Aunque sea por un tiempo relativamente breve, como es el del confinamiento que vivimos, el cuerpo humano no se siente vinculado empáticamente con la ciudad, con los puntos de referencia de la memoria colectiva, con el espacio de elaboración de las decisiones fundamentales (el ciudadano percibe que las decisiones las adoptan otros, sin su participación), con las corrientes de vida que vienen del pasado y con los caminos que conducen al futuro.
Las medidas adoptadas para luchar contra la propagación de la enfermedad pueden tener una lógica sanitaria irrefutable, pero no hay dudas acerca que, desde el punto de vista de la esencia filosófica, el cuerpo humano no puede encerrarse, no puede refugiarse sanamente en su propio interior, sino que debe exponerse necesariamente a los espacios exteriores. Y no solo a los que son externos al propio cuerpo, sino a aquellos que comienzan en los límites de la propia casa de cada uno, que es donde principia el espacio cívico, el que es de todos y por todos compartido.
Dicho en otras palabras, la dimensión cívica de la vida se ejerce desde el umbral de la casa hacia afuera, y es por esa razón que la naturaleza del hombre le empuja a entrar en escena interactuando con sus semejantes en el espacio común, para de esta manera poner de manifiesto los vínculos entre lo público y lo privado.
A veces por la forma en que se han erigido nuestras ciudades o se han ido construyendo las urbanizaciones en la periferia, tendemos a pensar a la ciudad como un espacio físico, geográfico o geométrico, que solo después de adquirid su dimensión física posee determinadas consecuencias sociológicas. Pero pensamos -como lo hace Georg SIMMEL- que la realidad es exactamente la contraria: la ciudad es una entidad sociológica constituida sobre una base espacial.
En una importante obra de 2015, el antropólogo barcelonés Lluís DUCH, recientemente fallecido, escribió que la experiencia pública, social, de cada ciudad no es sino una «puesta en escena», una representación de la movilidad corporal y mental de sus habitantes.
Apunta también que en las diferentes épocas de la humanidad, en la vida pública y ciudadana, inmerso en incesantes intercambios, intereses y relaciones de todo tipo, el individuo y los grupos sociales manifiestan en el exterior (el ámbito urbano) lo que anhelan, piensan y sienten en su interioridad, instaurando así continuos procesos de traducción de adentro hacia afuera y al revés, del yo a los otros y al revés, etcétera.

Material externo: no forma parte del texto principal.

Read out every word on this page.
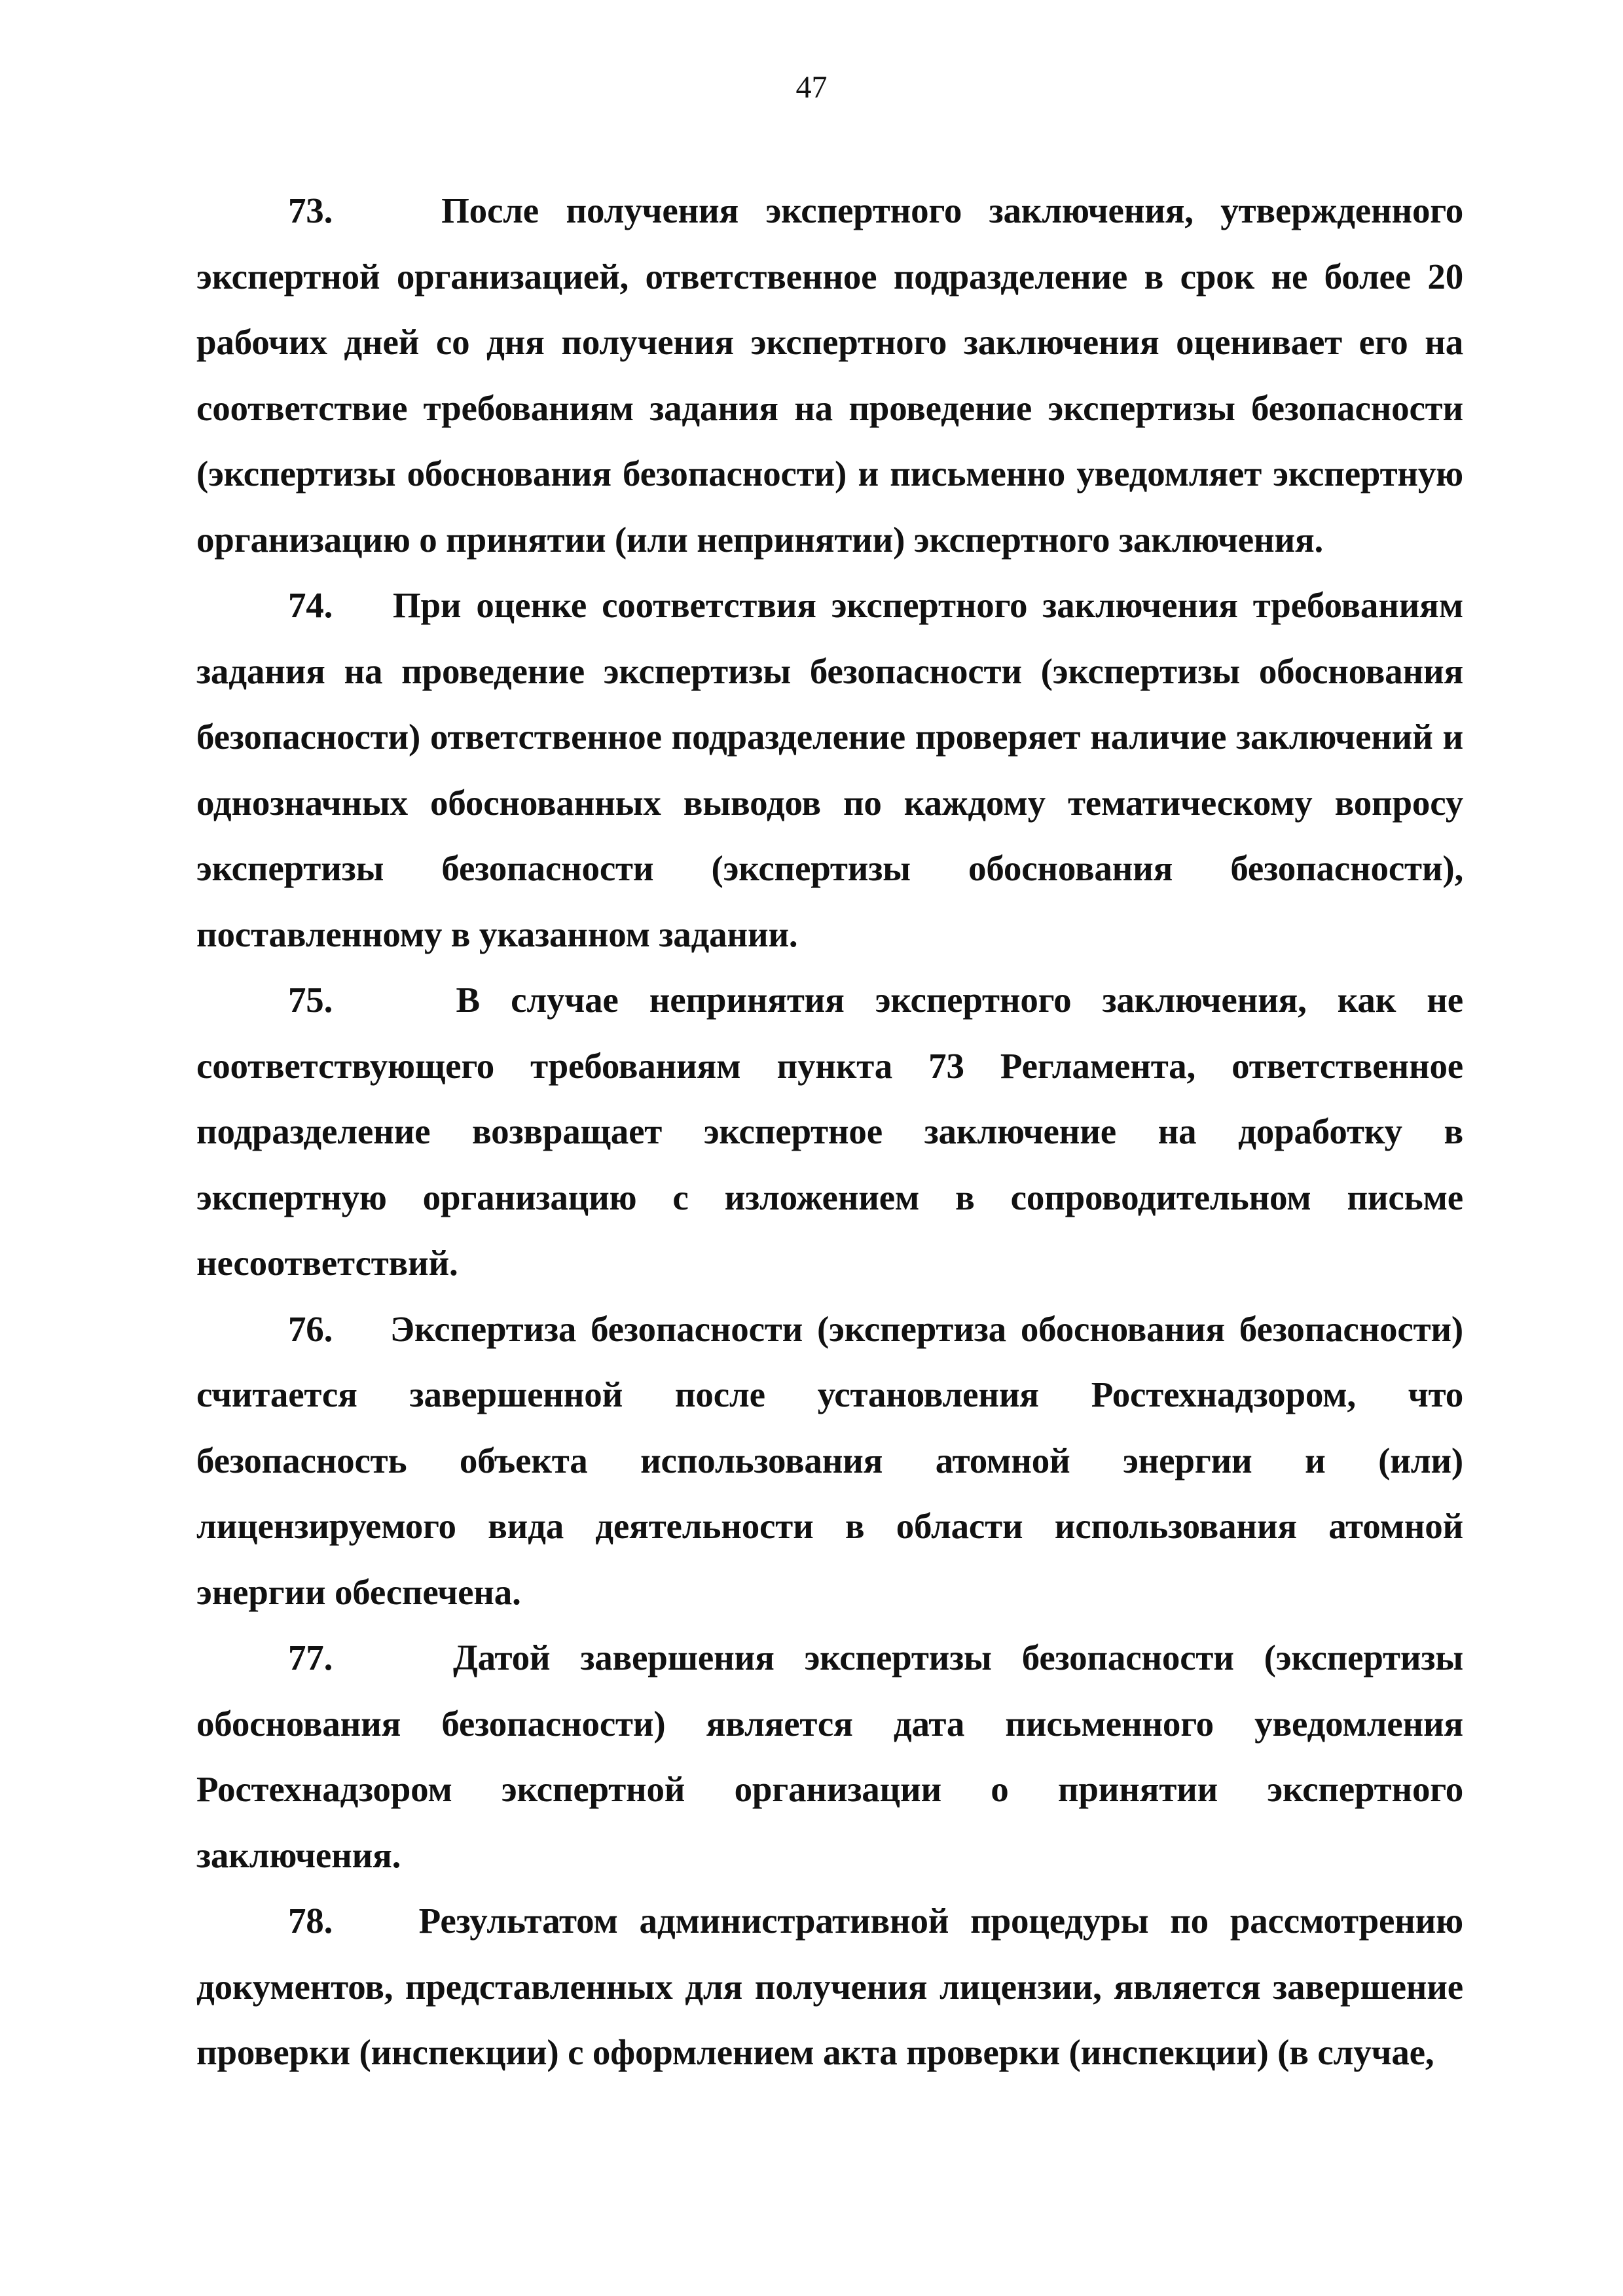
47

73.	После получения экспертного заключения, утвержденного экспертной организацией, ответственное подразделение в срок не более 20 рабочих дней со дня получения экспертного заключения оценивает его на соответствие требованиям задания на проведение экспертизы безопасности (экспертизы обоснования безопасности) и письменно уведомляет экспертную организацию о принятии (или непринятии) экспертного заключения.

74. При оценке соответствия экспертного заключения требованиям задания на проведение экспертизы безопасности (экспертизы обоснования безопасности) ответственное подразделение проверяет наличие заключений и однозначных обоснованных выводов по каждому тематическому вопросу экспертизы безопасности (экспертизы обоснования безопасности), поставленному в указанном задании.

75.	В случае непринятия экспертного заключения, как не соответствующего требованиям пункта 73 Регламента, ответственное подразделение возвращает экспертное заключение на доработку в экспертную организацию с изложением в сопроводительном письме несоответствий.

76. Экспертиза безопасности (экспертиза обоснования безопасности) считается завершенной после установления Ростехнадзором, что безопасность объекта использования атомной энергии и (или) лицензируемого вида деятельности в области использования атомной энергии обеспечена.

77.	Датой завершения экспертизы безопасности (экспертизы обоснования безопасности) является дата письменного уведомления Ростехнадзором экспертной организации о принятии экспертного заключения.

78. Результатом административной процедуры по рассмотрению документов, представленных для получения лицензии, является завершение проверки (инспекции) с оформлением акта проверки (инспекции) (в случае,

La importancia del «corte» de la ciudad como dispositivo conector de la realidad humana, el drama de su desactivación, se pone de manifiesto en otro brillante razonamiento de DUCH que dice que «para el ser humano, la realidad urbana es al mismo tiempo un laboratorio en donde, para bien y para mal, puede proyectar y experimentar sus sueños y anhelos más recónditos y un escenario sobre el que puede representar y representarse su humanidad o, por el contrario, su inhumanidad. Por eso la ciudad es una espaciotemporalidad imprescindible, a menudo solo imaginada, para la expresión de la interioridad humana en términos de exterioridad, de lo contemplativo en formas activas porque en ella la privacidad se convierte en publicidad y relacionalidad».
En conclusión, que cuando tengamos el tiempo y la distancia suficiente para calibrar con la mayor precisión posible el impacto de las medidas de lucha contra la enfermedad sobre nuestros derechos y libertades, no dejemos de pensar en lo que ha ocurrido con la conexión entre el ser humano y la ciudad de la que forma parte. Pensemos en cuánta riqueza ha perdido la política por el retroceso de la ciudad como espacio de intercambio de ideas y en la cantidad de matices que el contacto a través de Skype, WhatsApp o Zoom no han podido recrear. Si fuésemos capaces de reflexionar sobre este tema sin ataduras intelectuales, estaremos realizando una enorme contribución al afianzamiento del derecho a la ciudad como uno de los derechos fundamentales del ser humano y allanando el camino a su futura constitucionalización.